Да жива ли я вправду? Только от боли очнусь, снова зову и кричу… Нет тебя – нет надежды. Ты убиваешь меня. Если бы я вверила свою жизнь варвару, скифу, мне не было бы хуже. Я угодила в беду. Приди де скорее, посмотри на меня, скажи хоть слово!
Неужели ты задумал меня бросить?.. буквы в слезах расплясываются, пальцы дрожат и не могут ровную строчку вести… Я угодила в беду. Я одна. Мечусь по дому туда и сюда… То сижу, уставясь на порог, то к постели твоей подойду и подушку твою трогаю смятую. Кажется мне, что она еще хранит твое тепло…

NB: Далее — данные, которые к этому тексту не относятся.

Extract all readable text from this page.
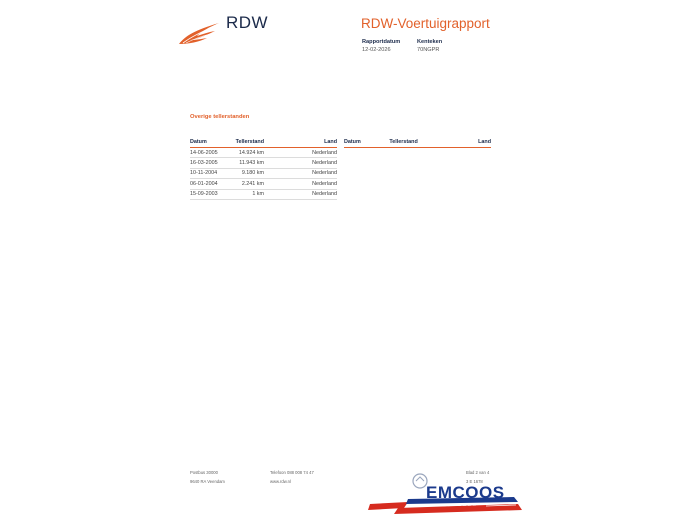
RDW	RDW-Voertuigrapport
Rapportdatum
12-02-2026
Kenteken
70NGPR
Overige tellerstanden
Datum	Tellerstand	Land
14-06-2005	14.924 km	Nederland
16-03-2005	11.943 km	Nederland
10-11-2004	9.180 km	Nederland
06-01-2004	2.241 km	Nederland
15-09-2003	1 km	Nederland
Datum	Tellerstand	Land
Postbus 30000
9640 RA Veendam
Telefoon 088 008 74 47
www.rdw.nl
Blad 2 van 4
3 E 1678
EMCOOS
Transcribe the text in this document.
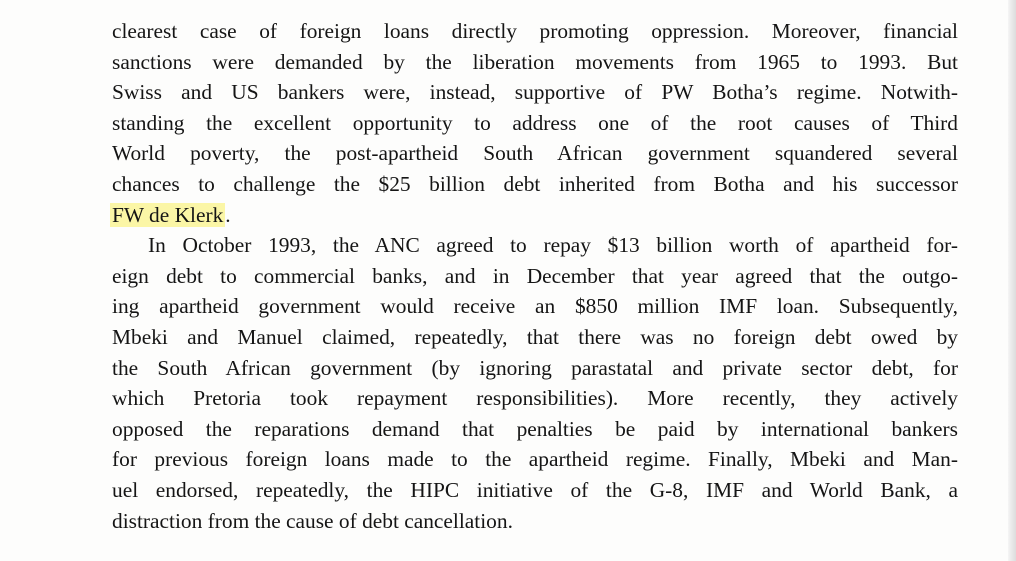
clearest case of foreign loans directly promoting oppression. Moreover, financial
sanctions were demanded by the liberation movements from 1965 to 1993. But
Swiss and US bankers were, instead, supportive of PW Botha’s regime. Notwith-
standing the excellent opportunity to address one of the root causes of Third
World poverty, the post-apartheid South African government squandered several
chances to challenge the $25 billion debt inherited from Botha and his successor
FW de Klerk.
In October 1993, the ANC agreed to repay $13 billion worth of apartheid for-
eign debt to commercial banks, and in December that year agreed that the outgo-
ing apartheid government would receive an $850 million IMF loan. Subsequently,
Mbeki and Manuel claimed, repeatedly, that there was no foreign debt owed by
the South African government (by ignoring parastatal and private sector debt, for
which Pretoria took repayment responsibilities). More recently, they actively
opposed the reparations demand that penalties be paid by international bankers
for previous foreign loans made to the apartheid regime. Finally, Mbeki and Man-
uel endorsed, repeatedly, the HIPC initiative of the G-8, IMF and World Bank, a
distraction from the cause of debt cancellation.
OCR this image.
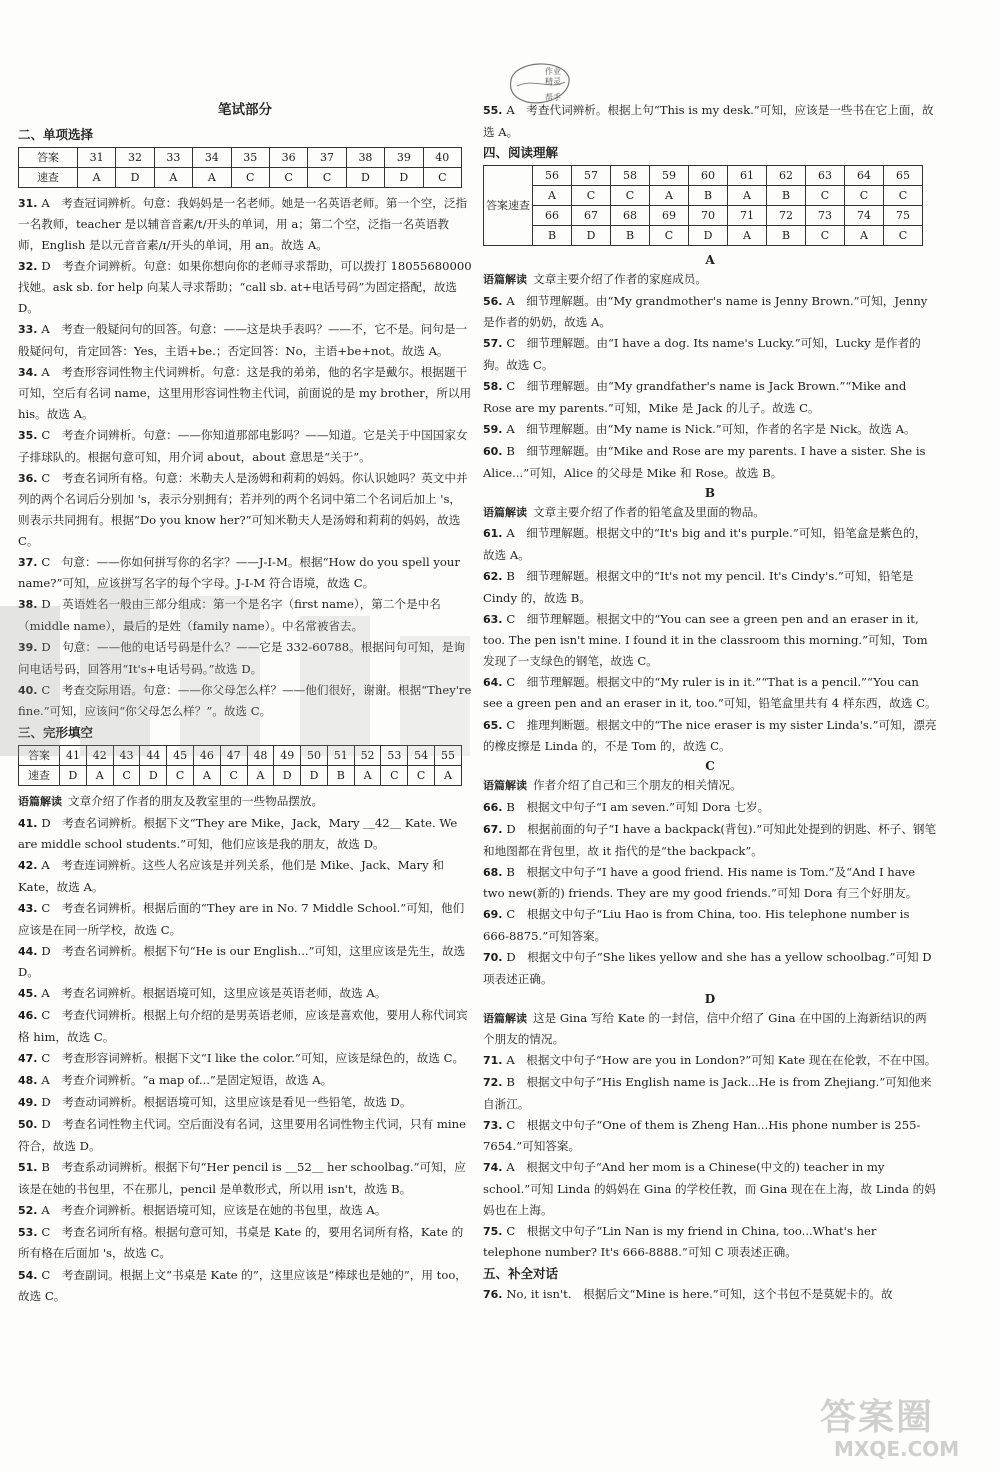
作业
精灵
帮手
笔试部分
二、单项选择
答案	31	32	33	34	35	36	37	38	39	40
速查	A	D	A	A	C	C	C	D	D	C
31. A　考查冠词辨析。句意：我妈妈是一名老师。她是一名英语老师。第一个空，泛指一名教师，teacher 是以辅音音素/t/开头的单词，用 a；第二个空，泛指一名英语教师，English 是以元音音素/ɪ/开头的单词，用 an。故选 A。
32. D　考查介词辨析。句意：如果你想向你的老师寻求帮助，可以拨打 18055680000 找她。ask sb. for help 向某人寻求帮助；“call sb. at+电话号码”为固定搭配，故选 D。
33. A　考查一般疑问句的回答。句意：——这是块手表吗？——不，它不是。问句是一般疑问句，肯定回答：Yes，主语+be.；否定回答：No，主语+be+not。故选 A。
34. A　考查形容词性物主代词辨析。句意：这是我的弟弟，他的名字是戴尔。根据题干可知，空后有名词 name，这里用形容词性物主代词，前面说的是 my brother，所以用 his。故选 A。
35. C　考查介词辨析。句意：——你知道那部电影吗？——知道。它是关于中国国家女子排球队的。根据句意可知，用介词 about，about 意思是“关于”。
36. C　考查名词所有格。句意：米勒夫人是汤姆和莉莉的妈妈。你认识她吗？英文中并列的两个名词后分别加 's，表示分别拥有；若并列的两个名词中第二个名词后加上 's，则表示共同拥有。根据“Do you know her?”可知米勒夫人是汤姆和莉莉的妈妈，故选 C。
37. C　句意：——你如何拼写你的名字？——J-I-M。根据“How do you spell your name?”可知，应该拼写名字的每个字母。J-I-M 符合语境，故选 C。
38. D　英语姓名一般由三部分组成：第一个是名字（first name），第二个是中名（middle name），最后的是姓（family name）。中名常被省去。
39. D　句意：——他的电话号码是什么？——它是 332-60788。根据问句可知，是询问电话号码，回答用“It's+电话号码。”故选 D。
40. C　考查交际用语。句意：——你父母怎么样？——他们很好，谢谢。根据“They're fine.”可知，应该问“你父母怎么样？”。故选 C。
三、完形填空
答案	41	42	43	44	45	46	47	48	49	50	51	52	53	54	55
速查	D	A	C	D	C	A	C	A	D	D	B	A	C	C	A
语篇解读 文章介绍了作者的朋友及教室里的一些物品摆放。
41. D　考查名词辨析。根据下文“They are Mike，Jack，Mary ＿42＿ Kate. We are middle school students.”可知，他们应该是我的朋友，故选 D。
42. A　考查连词辨析。这些人名应该是并列关系，他们是 Mike、Jack、Mary 和 Kate，故选 A。
43. C　考查名词辨析。根据后面的“They are in No. 7 Middle School.”可知，他们应该是在同一所学校，故选 C。
44. D　考查名词辨析。根据下句“He is our English...”可知，这里应该是先生，故选 D。
45. A　考查名词辨析。根据语境可知，这里应该是英语老师，故选 A。
46. C　考查代词辨析。根据上句介绍的是男英语老师，应该是喜欢他，要用人称代词宾格 him，故选 C。
47. C　考查形容词辨析。根据下文“I like the color.”可知，应该是绿色的，故选 C。
48. A　考查介词辨析。“a map of...”是固定短语，故选 A。
49. D　考查动词辨析。根据语境可知，这里应该是看见一些铅笔，故选 D。
50. D　考查名词性物主代词。空后面没有名词，这里要用名词性物主代词，只有 mine 符合，故选 D。
51. B　考查系动词辨析。根据下句“Her pencil is ＿52＿ her schoolbag.”可知，应该是在她的书包里，不在那儿，pencil 是单数形式，所以用 isn't，故选 B。
52. A　考查介词辨析。根据语境可知，应该是在她的书包里，故选 A。
53. C　考查名词所有格。根据句意可知，书桌是 Kate 的，要用名词所有格，Kate 的所有格在后面加 's，故选 C。
54. C　考查副词。根据上文“书桌是 Kate 的”，这里应该是“棒球也是她的”，用 too，故选 C。
55. A　考查代词辨析。根据上句“This is my desk.”可知，应该是一些书在它上面，故选 A。
四、阅读理解
答案速查	56	57	58	59	60	61	62	63	64	65
	A	C	C	A	B	A	B	C	C	C
	66	67	68	69	70	71	72	73	74	75
	B	D	B	C	D	A	B	C	A	C
A
语篇解读 文章主要介绍了作者的家庭成员。
56. A　细节理解题。由“My grandmother's name is Jenny Brown.”可知，Jenny 是作者的奶奶，故选 A。
57. C　细节理解题。由“I have a dog. Its name's Lucky.”可知，Lucky 是作者的狗。故选 C。
58. C　细节理解题。由“My grandfather's name is Jack Brown.”“Mike and Rose are my parents.”可知，Mike 是 Jack 的儿子。故选 C。
59. A　细节理解题。由“My name is Nick.”可知，作者的名字是 Nick。故选 A。
60. B　细节理解题。由“Mike and Rose are my parents. I have a sister. She is Alice...”可知，Alice 的父母是 Mike 和 Rose。故选 B。
B
语篇解读 文章主要介绍了作者的铅笔盒及里面的物品。
61. A　细节理解题。根据文中的“It's big and it's purple.”可知，铅笔盒是紫色的，故选 A。
62. B　细节理解题。根据文中的“It's not my pencil. It's Cindy's.”可知，铅笔是 Cindy 的，故选 B。
63. C　细节理解题。根据文中的“You can see a green pen and an eraser in it, too. The pen isn't mine. I found it in the classroom this morning.”可知，Tom 发现了一支绿色的钢笔，故选 C。
64. C　细节理解题。根据文中的“My ruler is in it.”“That is a pencil.”“You can see a green pen and an eraser in it, too.”可知，铅笔盒里共有 4 样东西，故选 C。
65. C　推理判断题。根据文中的“The nice eraser is my sister Linda's.”可知，漂亮的橡皮擦是 Linda 的，不是 Tom 的，故选 C。
C
语篇解读 作者介绍了自己和三个朋友的相关情况。
66. B　根据文中句子“I am seven.”可知 Dora 七岁。
67. D　根据前面的句子“I have a backpack(背包).”可知此处提到的钥匙、杯子、钢笔和地图都在背包里，故 it 指代的是“the backpack”。
68. B　根据文中句子“I have a good friend. His name is Tom.”及“And I have two new(新的) friends. They are my good friends.”可知 Dora 有三个好朋友。
69. C　根据文中句子“Liu Hao is from China, too. His telephone number is 666-8875.”可知答案。
70. D　根据文中句子“She likes yellow and she has a yellow schoolbag.”可知 D 项表述正确。
D
语篇解读 这是 Gina 写给 Kate 的一封信，信中介绍了 Gina 在中国的上海新结识的两个朋友的情况。
71. A　根据文中句子“How are you in London?”可知 Kate 现在在伦敦，不在中国。
72. B　根据文中句子“His English name is Jack...He is from Zhejiang.”可知他来自浙江。
73. C　根据文中句子“One of them is Zheng Han...His phone number is 255-7654.”可知答案。
74. A　根据文中句子“And her mom is a Chinese(中文的) teacher in my school.”可知 Linda 的妈妈在 Gina 的学校任教，而 Gina 现在在上海，故 Linda 的妈妈也在上海。
75. C　根据文中句子“Lin Nan is my friend in China, too...What's her telephone number? It's 666-8888.”可知 C 项表述正确。
五、补全对话
76. No, it isn't.　根据后文“Mine is here.”可知，这个书包不是莫妮卡的。故
答案圈
MXQE.COM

День мне не мил, и всю горькую ночь я глаз не смыкаю, к изголовью ласковый сон не летит. Светит луна, выхожу на дорогу (при свете дня я на улицу глаз не могу показать). По дому хожу, по саду, по комнатам. Что мне дом? Что сад с голубыми цветами? Что мне сокровища – ты был сокровищем в нем.
Грубое платье на мне, самоцветных камней нет на пальцах, золота нет в волосах, и духами земли аравийской больше не пахнут они. Что наряжаться? Кому я хочу приглянуться? Я без тревоги жила, боли такой не ждала. Я угодила в беду. Муж бессердечный бросил меня и скитаться пошел. Что ж, отдай меня претору. Цензору римскому. Есть и Солон, он возьмет меня, чтобы продать…
Что же мне делать? Как быть мне одной? Деться куда мне, скажи? Земляки от меня отвернулись, друзья не приходят… Всеми покинута, все здесь чужие, и ты оказался чужим. Все против меня в этом городе: римляне, греки, жены, мужья, Цезарь, Закон и ты – муж мой.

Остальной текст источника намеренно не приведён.